Norwood Wanderers FC of St. Boniface captured their second consecutive Dominion of Canada Football Championship by finishing at the top of the 1914 Connaught Cup standings. It all came down to the final day and it all ended with the same outcome: St. Boniface captured the silverware.

For its second year, the Connaught Series expanded from six to 10 matches with the addition of the Saskatchewan winners from Regina. After four days, Regina and Lachine were out, leaving Toronto Eaton’s, Fort William CPR, and St. Boniface in a three-way fight on the final Saturday.

In the first match, Fort William beat Toronto to reach six points, leaving only St. Boniface with a chance to catch them. In the deciding game, St. Boniface needed to win and they needed to maintain a superior goal average across their four matches - which they did with a 1:0 win over Lachine (with Nicholson the goalscorer).

Walter Simpson was the hero with three clean sheets in four matches.

Fort William CPR scored more goals (eight) and finished with a greater goal difference (+5), but Norwood Wanderers had a better goal average. St. Boniface scored four goals and conceded once; Fort Williams scored eight, but conceded three.

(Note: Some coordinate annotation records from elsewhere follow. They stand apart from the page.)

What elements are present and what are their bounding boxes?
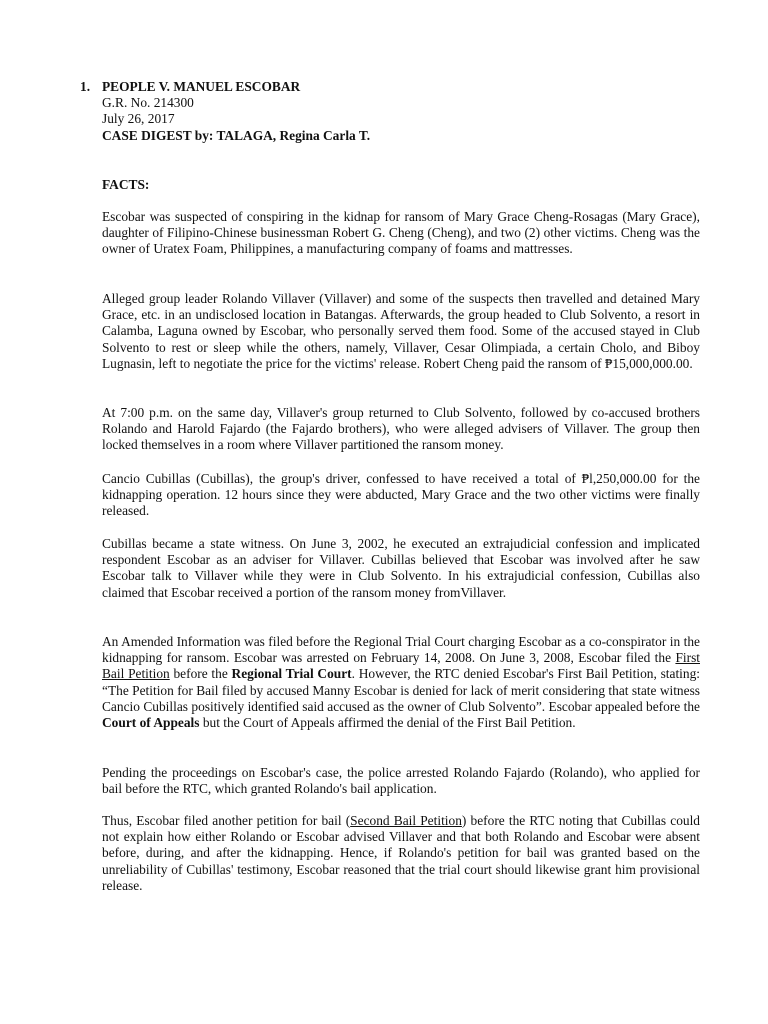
facts-paragraph-4: Cancio Cubillas (Cubillas), the group's driver, confessed to have received a total of ₱l,250,000.00 for the kidnapping operation. 12 hours since they were abducted, Mary Grace and the two other victims were finally released. <box>102 471 700 519</box>
case-date: July 26, 2017 <box>102 111 175 127</box>
second-bail-petition-term: Second Bail Petition <box>350 813 462 828</box>
p6-text-2: before the <box>169 666 232 682</box>
p6-text-3: . However, the RTC denied Escobar's First Bail Petition, stating: “The Petition for Bail filed by accused Manny Escobar is denied for lack of merit considering that state witness Cancio Cubillas positively identified said accused as the owner of Club Solvento”. Escobar appealed before the <box>102 666 700 714</box>
facts-paragraph-2: Alleged group leader Rolando Villaver (Villaver) and some of the suspects then travelled and detained Mary Grace, etc. in an undisclosed location in Batangas. Afterwards, the group headed to Club Solvento, a resort in Calamba, Laguna owned by Escobar, who personally served them food. Some of the accused stayed in Club Solvento to rest or sleep while the others, namely, Villaver, Cesar Olimpiada, a certain Cholo, and Biboy Lugnasin, left to negotiate the price for the victims' release. Robert Cheng paid the ransom of ₱15,000,000.00. <box>102 291 700 371</box>
case-title: PEOPLE V. MANUEL ESCOBAR <box>102 79 301 94</box>
facts-paragraph-1: Escobar was suspected of conspiring in the kidnap for ransom of Mary Grace Cheng-Rosagas (Mary Grace), daughter of Filipino-Chinese businessman Robert G. Cheng (Cheng), and two (2) other victims. Cheng was the owner of Uratex Foam, Philippines, a manufacturing company of foams and mattresses. <box>102 209 700 257</box>
p6-text-4: but the Court of Appeals affirmed the denial of the First Bail Petition. <box>199 715 576 731</box>
digest-author: TALAGA, Regina Carla T. <box>216 127 371 143</box>
digest-byline <box>80 128 700 144</box>
regional-trial-court-term: Regional Trial Court <box>231 666 352 682</box>
first-bail-petition-term: First Bail Petition <box>102 650 700 682</box>
facts-heading: FACTS: <box>102 177 150 192</box>
facts-paragraph-3: At 7:00 p.m. on the same day, Villaver's group returned to Club Solvento, followed by co-accused brothers Rolando and Harold Fajardo (the Fajardo brothers), who were alleged advisers of Villaver. The group then locked themselves in a room where Villaver partitioned the ransom money. <box>102 405 700 453</box>
case-number: 1. <box>80 79 91 94</box>
case-heading <box>80 79 700 144</box>
p8-text-2: ) before the RTC noting that Cubillas could not explain how either Rolando or Escobar advised Villaver and that both Rolando and Escobar were absent before, during, and after the kidnapping. Hence, if Rolando's petition for bail was granted based on the unreliability of Cubillas' testimony, Escobar reasoned that the trial court should likewise grant him provisional release. <box>102 813 701 893</box>
court-of-appeals-term: Court of Appeals <box>102 715 200 731</box>
facts-paragraph-7: Pending the proceedings on Escobar's case, the police arrested Rolando Fajardo (Rolando), who applied for bail before the RTC, which granted Rolando's bail application. <box>102 765 700 797</box>
p8-text-1: Thus, Escobar filed another petition for bail ( <box>102 813 351 828</box>
gr-number: G.R. No. 214300 <box>102 95 194 111</box>
case-title-line <box>80 79 700 95</box>
digest-label: CASE DIGEST by: <box>102 127 214 143</box>
p6-text-1: An Amended Information was filed before the Regional Trial Court charging Escobar as a co-conspirator in the kidnapping for ransom. Escobar was arrested on February 14, 2008. On June 3, 2008, Escobar filed the <box>102 634 700 666</box>
facts-paragraph-8 <box>102 813 700 894</box>
facts-paragraph-6 <box>102 634 700 731</box>
facts-paragraph-5: Cubillas became a state witness. On June 3, 2002, he executed an extrajudicial confession and implicated respondent Escobar as an adviser for Villaver. Cubillas believed that Escobar was involved after he saw Escobar talk to Villaver while they were in Club Solvento. In his extrajudicial confession, Cubillas also claimed that Escobar received a portion of the ransom money fromVillaver. <box>102 536 700 600</box>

St. Boniface enjoyed the support of the home crowd throughout the 1914 Championship, with all matches played in neighbouring Winnipeg. The defending champions did not disappoint, with captain Harry McMaster collecting the Cup on the final day. As noted in the Manitoba Free Press, the St. Boniface winners were celebrated with “an automobile procession around the two cities of Winnipeg and St. Boniface. About ten cars carrying the players of the team and about 75 friends went down to York avenue, back to Portage and west as far as Free Press corner,  cast again to Main Street, and south almost to the CPR, and then south to Norwood and back through St. Boniface to the city hall.”

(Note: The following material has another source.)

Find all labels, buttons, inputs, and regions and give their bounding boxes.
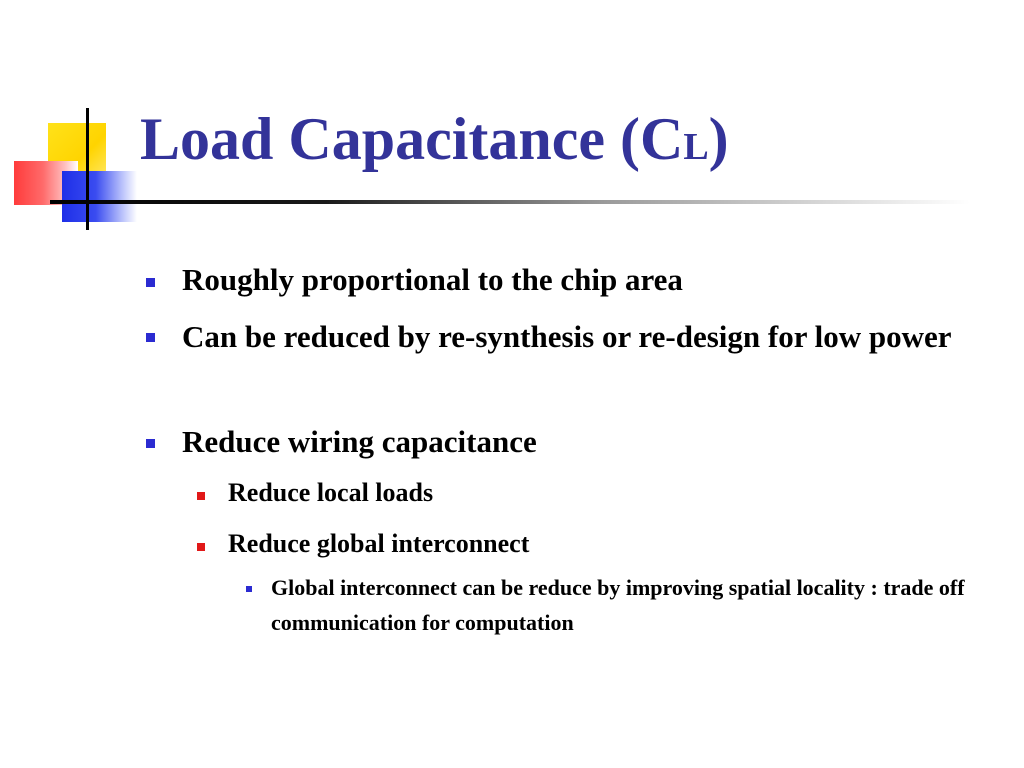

In celebration of our nation's 150th anniversary, the Canada Soccer Hall of Fame pays tribute to the early years of our Championship: the Connaught Series from 1913 to 1939. Every Sunday from May through September, Canada Soccer remembers the players, legends, teams, and champions from a golden era of football in the Dominion.

‎In Canada's 150th year, Canada Soccer will crown their 150th national champions across all adult and professional competitions since 1913. The 2017 competitive season will crown the Futsal Canadian Championship winners in April, the professional Canadian Championship winners in June, and the amateur National Championships women's Jubilee Trophy and men's Challenge Trophy winners in October.